University of Chicago, Chicago, IL, USA.

Video Running Time: 4:32
Introduction: Robot-assisted laparoscopic excision of retrovesicular cysts, including prostatic utricle cysts, have been described with success given excellent 3D visualization, easy manipulation of instruments in small working spaces particularly the pelvis, decreased blood loss, and ease of identification of important anatomical structures.1 We present a video demonstrating such robot-assisted laparoscopic excision in a three-year old male.
Methods: Two patients have undergone robot-assisted laparoscopic excision of retrovesicular cyst with success at our institution. Here, a three-year-old male was discovered to have a prostatic utricle cyst during one-stage repair of hypospadias. Following hypospadias repair, he had recurrent urinary tract infections and post-micturition dribbling. MRI scan and cystourethroscopy confirmed a 2 cm utricle cyst. Technique: 1)Following placement in the lithotomy position, cystoscopy showed a huge prostatic utricle from the verumontanum and a normal bladder. 2)Over a guide wire, the prostatic utricle was catheterized with an 8 French Foley catheter with 1.5 mL balloon. 3)Keeping the patient in the lithotomy position, the open Hassan technique was used to place a 12 mm umbilical camera port followed by placement of two 8 mm ports on either side in the midclavicular line and a 5 mm assistant port in the left side just below the costal margin. 4)After robot placement and 30-degree down lens insertion, the peritoneum was incised and dissected behind the bladder into the Denonvilliers fascia between the rectum posteriorly and the bladder anteriorly. 5)A bladder stitch was placed for bladder retraction. 6)With continued dissection, both seminal vesicles, vas deferentia, and the prostatic utricle were identified with the previously placed Foley catheter in prostatic utricle. 7)With a 30-degree up-vision lens, the cyst was incised anteriorly to open the cavity. 8)The vas deferentia and the seminal vesicles were on the cyst roof, so the posterior wall was kept intact and anterior wall was excised, keeping the vas deferentia and seminal vesicles. 9)The posterior wall was approximated with 5-0 PDS suture followed by closure. 10)Under vision, cystoscopy performed again and a Foley catheter was placed in the bladder over a guide wire. 11)Once this was done, the ports were closed under vision. He was discharged home after normal diet resumption and pain control. The Foley catheter was removed in clinic one week later and noted normal voiding.

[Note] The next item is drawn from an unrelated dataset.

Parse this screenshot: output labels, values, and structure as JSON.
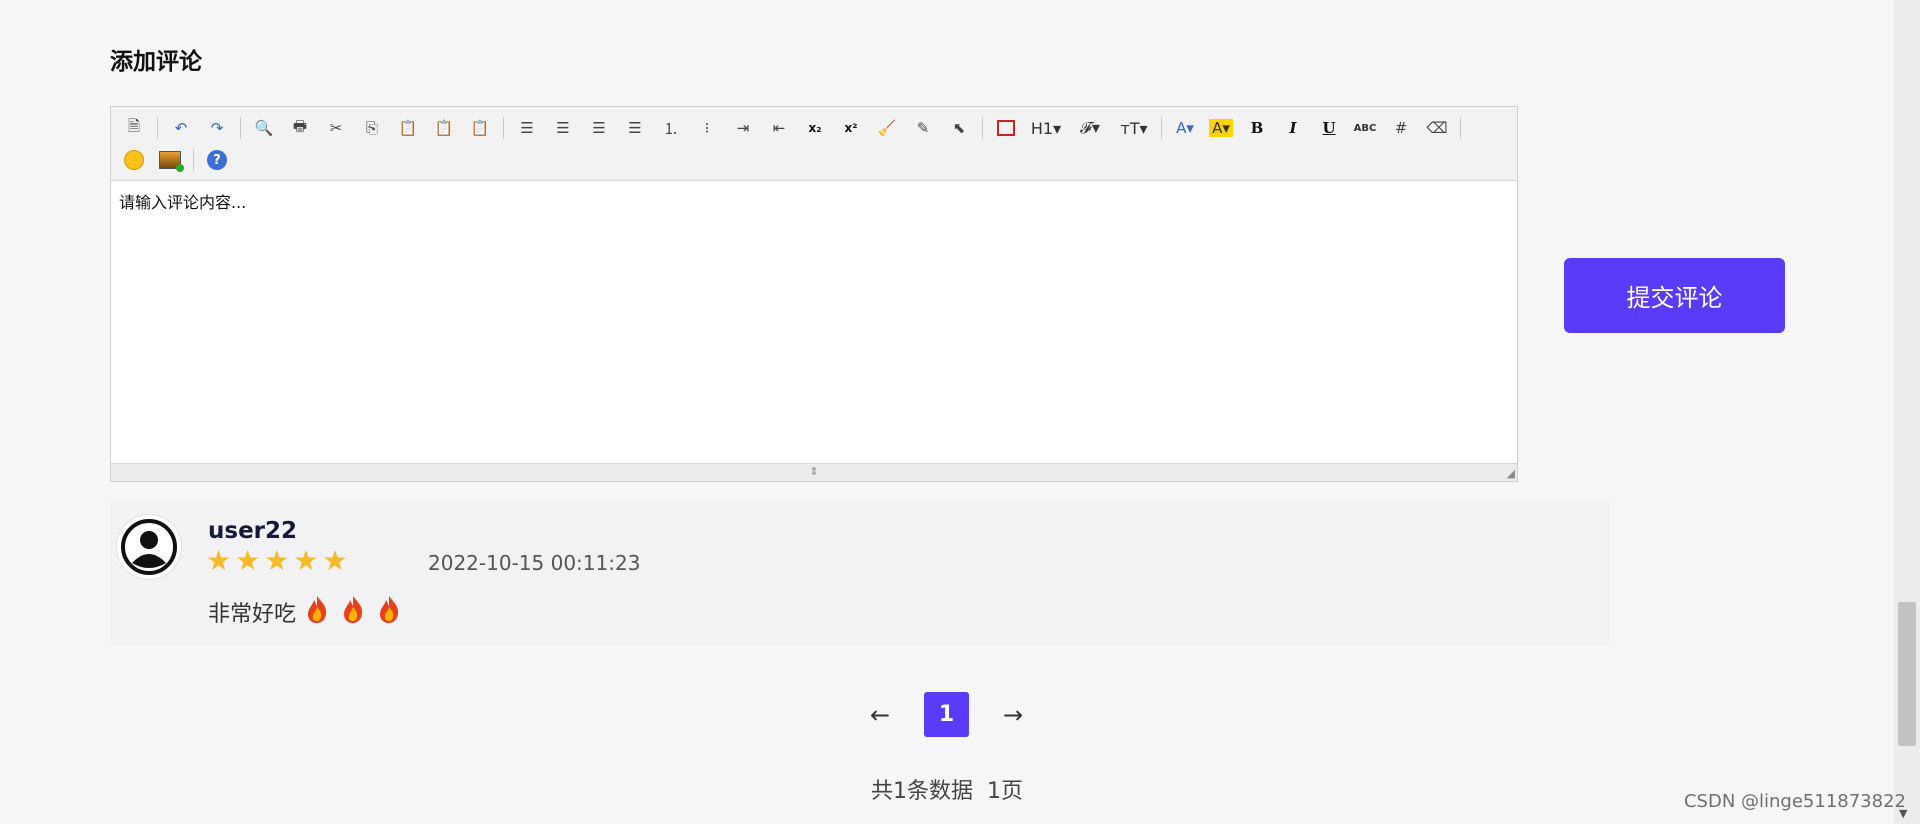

Results and Conclusions: The procedure was uneventful without intraoperative or perioperative complications. Several techniques promote successful execution of the procedure. First, placement of a catheter, e.g. Foley into the prostatic utricle cyst allows for proper cyst identification during dissection. Second, a bladder stitch can be used to facilitate bladder retraction and easier cyst visualization. Port placement and positioning is crucial as we described previously.2 Diligent identification of anatomical structures and atraumatic dissection are possible to preserve the vas deferentia and seminal vesicles.
1)Hong et al. "Robot-assisted laparoscopic excision of symptomatic retrovesical cysts in boys and young adults." The Journal of urology 186, no. 6 (2011): 2372-2378.
2)Chang et al. "Patient Positioning and Port Placement for Robotic Surgery." Journal of Endourology (2014).